With the current commissary location, some who are newer to the installation sometimes find it difficult to get to. The new location will be a straight shot from the Gate 4 entrance and down Normandy Boulevard. The new commissary will be located immediately to the right off Normandy Boulevard, just past Indiana Avenue.

"That's even better," said Pfc. Edgar Maldonado, 1st Squadron, 33rd Cavalry Regiment. "If you miss the road now with the one way, you have to go all the way around."

Maldonado, his wife and two young children currently don't use the commissary very often. They find it difficult with the location and the limited space in the store. He explained, though, that is likely to change with the new location, more parking and a bigger store.

"I think I would shop there more often," said Maldonado.

Parking at the new location will be about double that of the current location.
The parking on the side of the new building will be for employees. The new building will be a total of 122,351 square feet. The largest increase is in the sales area. The space will be divided among the different departments. It will allow for larger aisles and more shelving space for products.

"Currently, with the first 24 people to buy something, if I don't have someone coming up behind and putting 24 cans [restocking the shelves], you and I don't get it until the next day," said Parton. "But over there, if there's room for 96 cans of it, chances are we'll have the opportunity to buy something that might not have a chance to be restocked during the day."

The current plans may only cause a small increase in the number of workers at the commissary. The new store is slated to have only a few more registers than the current store. There is the chance, though, if sales increase as much as DeCA would like, more employees could come to the commissary to help with the increased workload caused by the increase in sales.

"Fort Belvoir, [Va.] right now is doing somewhere around $10 million [in sales] a month," said Parton. "Right now in this small space, we're topping out around $6 to $6 and a half million.
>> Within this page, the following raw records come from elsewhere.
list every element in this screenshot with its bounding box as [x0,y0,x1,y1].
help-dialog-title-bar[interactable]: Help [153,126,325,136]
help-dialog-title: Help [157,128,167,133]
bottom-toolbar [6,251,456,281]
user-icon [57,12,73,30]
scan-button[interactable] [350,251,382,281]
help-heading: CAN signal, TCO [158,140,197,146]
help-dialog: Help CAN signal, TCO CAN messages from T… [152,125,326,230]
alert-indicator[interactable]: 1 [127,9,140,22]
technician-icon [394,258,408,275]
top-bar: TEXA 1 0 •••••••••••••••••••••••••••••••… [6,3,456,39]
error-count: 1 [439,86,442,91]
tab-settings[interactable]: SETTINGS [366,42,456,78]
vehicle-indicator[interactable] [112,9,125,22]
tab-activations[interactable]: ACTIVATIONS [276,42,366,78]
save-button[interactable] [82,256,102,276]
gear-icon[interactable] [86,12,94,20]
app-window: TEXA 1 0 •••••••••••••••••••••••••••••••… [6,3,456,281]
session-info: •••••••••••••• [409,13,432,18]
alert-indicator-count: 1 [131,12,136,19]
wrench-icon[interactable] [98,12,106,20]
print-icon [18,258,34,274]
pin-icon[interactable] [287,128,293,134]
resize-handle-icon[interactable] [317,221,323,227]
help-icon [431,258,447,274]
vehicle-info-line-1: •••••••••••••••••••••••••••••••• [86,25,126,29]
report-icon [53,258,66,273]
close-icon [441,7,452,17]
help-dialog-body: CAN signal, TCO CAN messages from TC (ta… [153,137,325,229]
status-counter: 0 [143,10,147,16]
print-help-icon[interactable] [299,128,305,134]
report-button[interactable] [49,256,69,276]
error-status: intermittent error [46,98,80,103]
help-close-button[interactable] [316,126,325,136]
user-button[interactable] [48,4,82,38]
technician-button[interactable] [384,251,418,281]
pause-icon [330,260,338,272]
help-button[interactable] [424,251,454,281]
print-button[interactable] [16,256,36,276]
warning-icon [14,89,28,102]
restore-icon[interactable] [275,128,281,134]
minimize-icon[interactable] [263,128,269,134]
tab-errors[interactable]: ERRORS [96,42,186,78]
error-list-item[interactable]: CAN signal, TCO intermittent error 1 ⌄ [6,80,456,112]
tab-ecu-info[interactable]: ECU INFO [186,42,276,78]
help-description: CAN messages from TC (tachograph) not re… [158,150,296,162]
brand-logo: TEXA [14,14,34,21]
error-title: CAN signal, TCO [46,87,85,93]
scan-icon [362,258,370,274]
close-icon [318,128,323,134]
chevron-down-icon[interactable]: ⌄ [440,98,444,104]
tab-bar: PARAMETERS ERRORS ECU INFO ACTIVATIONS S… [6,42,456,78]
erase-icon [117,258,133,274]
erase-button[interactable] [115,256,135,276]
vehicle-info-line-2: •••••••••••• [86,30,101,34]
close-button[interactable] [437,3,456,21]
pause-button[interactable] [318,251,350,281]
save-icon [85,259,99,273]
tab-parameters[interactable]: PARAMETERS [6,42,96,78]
DeCA would like us to be number one at least in the eastern region for commissaries in sales."

Sally Castleman, Directorate of Public Works Master Planning Division chief, explained the old building will be renovated once the new commissary is completed.

"It is going to be converted into a Soldier Service Center," said Castleman. "It's going to be kind of like a one-stop shop for in and out processing for the Soldiers."
As the Dec. 11 groundbreaking ceremony approaches, enthusiasm for the new commissary continues to grow.

"A lot went into making this happen," said Parton. "It's an exciting time. There's a lot of enthusiasm. It's been a long time coming."